METHODS: We designed a retrospective cohort study using the target trial emulation framework. We leveraged data from a nationwide cohort of 3,562,882 US Veterans to identify 68,073 patients with incident CKD who initiated de novo fibrate, niacin, or statin therapy and followed up these patients for up to 10 years. We then compared the risk of MAKE (a composite of a sustained 57% decrease in eGFR from baseline, sustained eGFR<15 mL/min/1.73 m², incident end-stage renal disease, and all-cause death) in fibrate and niacin initiators with statin initiators using Cox proportional hazards models adjusted for sociodemographic status, vital signs and laboratory measurements, history of medication use, comorbidities, and Charlson Comorbidity Index.
RESULTS: A total of 21,102 patients experienced MAKE during a median follow-up of 3.69 years. The crude event rate was higher in patients initiating statins (74.3 per 1000 person-years [PY]) than in those initiating fibrates (55.2 per 1000 PY) or niacin (62.8 per 1000 PY).
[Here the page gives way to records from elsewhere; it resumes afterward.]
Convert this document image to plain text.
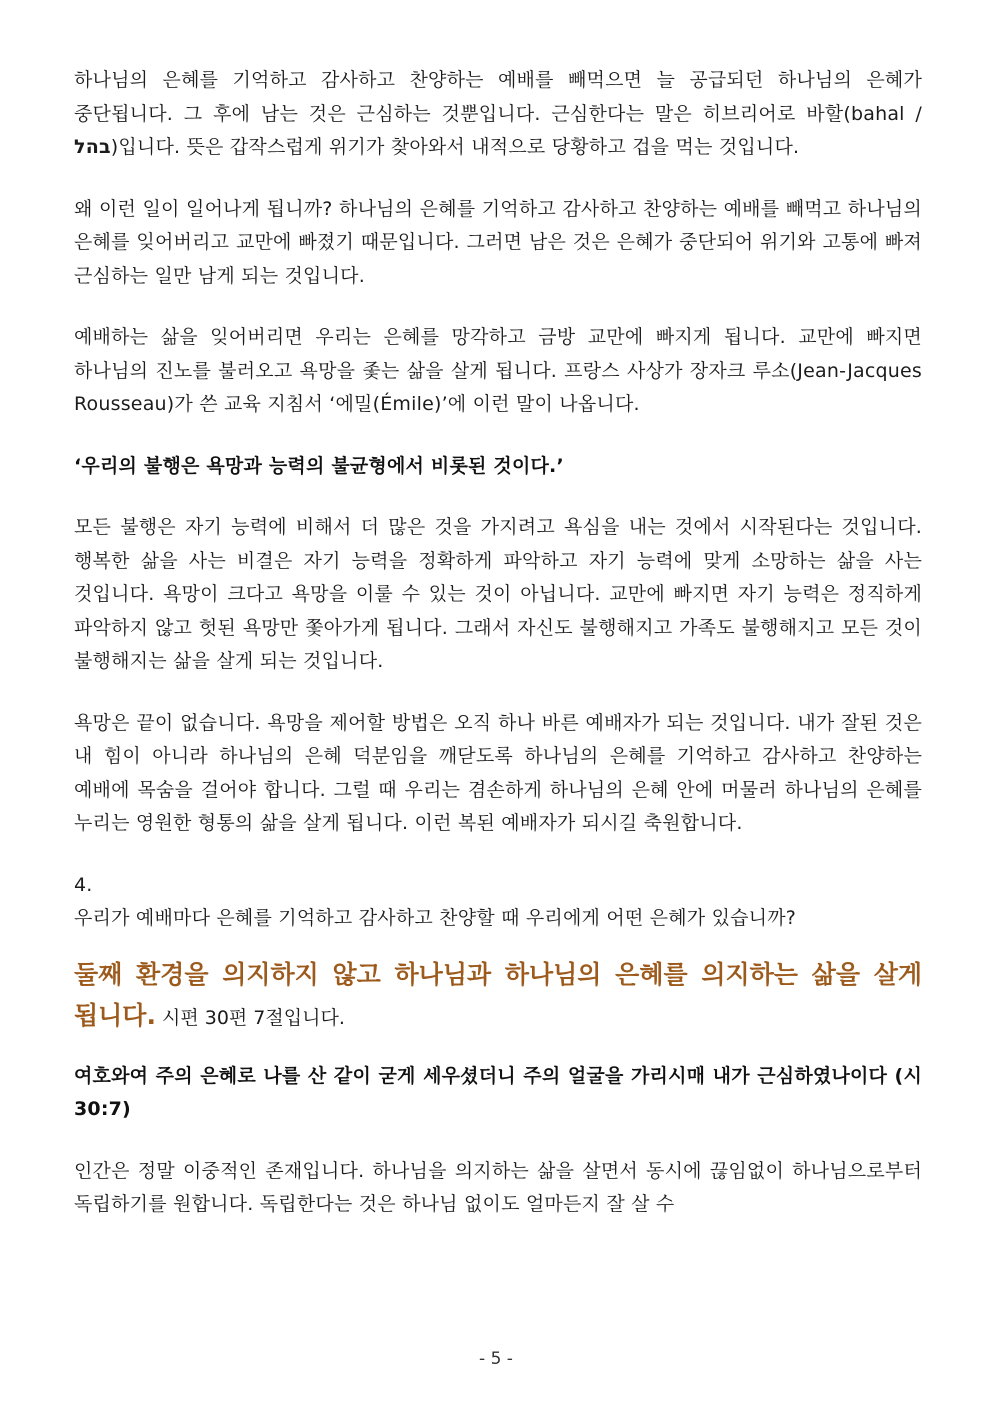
하나님의 은혜를 기억하고 감사하고 찬양하는 예배를 빼먹으면 늘 공급되던 하나님의 은혜가 중단됩니다. 그 후에 남는 것은 근심하는 것뿐입니다. 근심한다는 말은 히브리어로 바할(bahal / בהל)입니다. 뜻은 갑작스럽게 위기가 찾아와서 내적으로 당황하고 겁을 먹는 것입니다.

왜 이런 일이 일어나게 됩니까? 하나님의 은혜를 기억하고 감사하고 찬양하는 예배를 빼먹고 하나님의 은혜를 잊어버리고 교만에 빠졌기 때문입니다. 그러면 남은 것은 은혜가 중단되어 위기와 고통에 빠져 근심하는 일만 남게 되는 것입니다.

예배하는 삶을 잊어버리면 우리는 은혜를 망각하고 금방 교만에 빠지게 됩니다. 교만에 빠지면 하나님의 진노를 불러오고 욕망을 좇는 삶을 살게 됩니다. 프랑스 사상가 장자크 루소(Jean-Jacques Rousseau)가 쓴 교육 지침서 ‘에밀(Émile)’에 이런 말이 나옵니다.

‘우리의 불행은 욕망과 능력의 불균형에서 비롯된 것이다.’

모든 불행은 자기 능력에 비해서 더 많은 것을 가지려고 욕심을 내는 것에서 시작된다는 것입니다. 행복한 삶을 사는 비결은 자기 능력을 정확하게 파악하고 자기 능력에 맞게 소망하는 삶을 사는 것입니다. 욕망이 크다고 욕망을 이룰 수 있는 것이 아닙니다. 교만에 빠지면 자기 능력은 정직하게 파악하지 않고 헛된 욕망만 쫓아가게 됩니다. 그래서 자신도 불행해지고 가족도 불행해지고 모든 것이 불행해지는 삶을 살게 되는 것입니다.

욕망은 끝이 없습니다. 욕망을 제어할 방법은 오직 하나 바른 예배자가 되는 것입니다. 내가 잘된 것은 내 힘이 아니라 하나님의 은혜 덕분임을 깨닫도록 하나님의 은혜를 기억하고 감사하고 찬양하는 예배에 목숨을 걸어야 합니다. 그럴 때 우리는 겸손하게 하나님의 은혜 안에 머물러 하나님의 은혜를 누리는 영원한 형통의 삶을 살게 됩니다. 이런 복된 예배자가 되시길 축원합니다.

4.
우리가 예배마다 은혜를 기억하고 감사하고 찬양할 때 우리에게 어떤 은혜가 있습니까?

둘째 환경을 의지하지 않고 하나님과 하나님의 은혜를 의지하는 삶을 살게 됩니다. 시편 30편 7절입니다.

여호와여 주의 은혜로 나를 산 같이 굳게 세우셨더니 주의 얼굴을 가리시매 내가 근심하였나이다 (시 30:7)

인간은 정말 이중적인 존재입니다. 하나님을 의지하는 삶을 살면서 동시에 끊임없이 하나님으로부터 독립하기를 원합니다. 독립한다는 것은 하나님 없이도 얼마든지 잘 살 수

- 5 -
However, in adjusted models, the risk of MAKE was not significantly different in fibrate (hazards ratio [HR], 0.94 [95% CI, 0.88, 1.01], p=0.09) or niacin (HR, 0.96 [0.89, 1.04], p=0.30) users.
CONCLUSIONS: Among patients with NDD-CKD, de novo long-term fibrate or niacin use was not associated with an increased risk of MAKE compared to the standard treatment, statin. Further studies are warranted to investigate the association of TG-targeting LLTs with adverse cardiovascular events.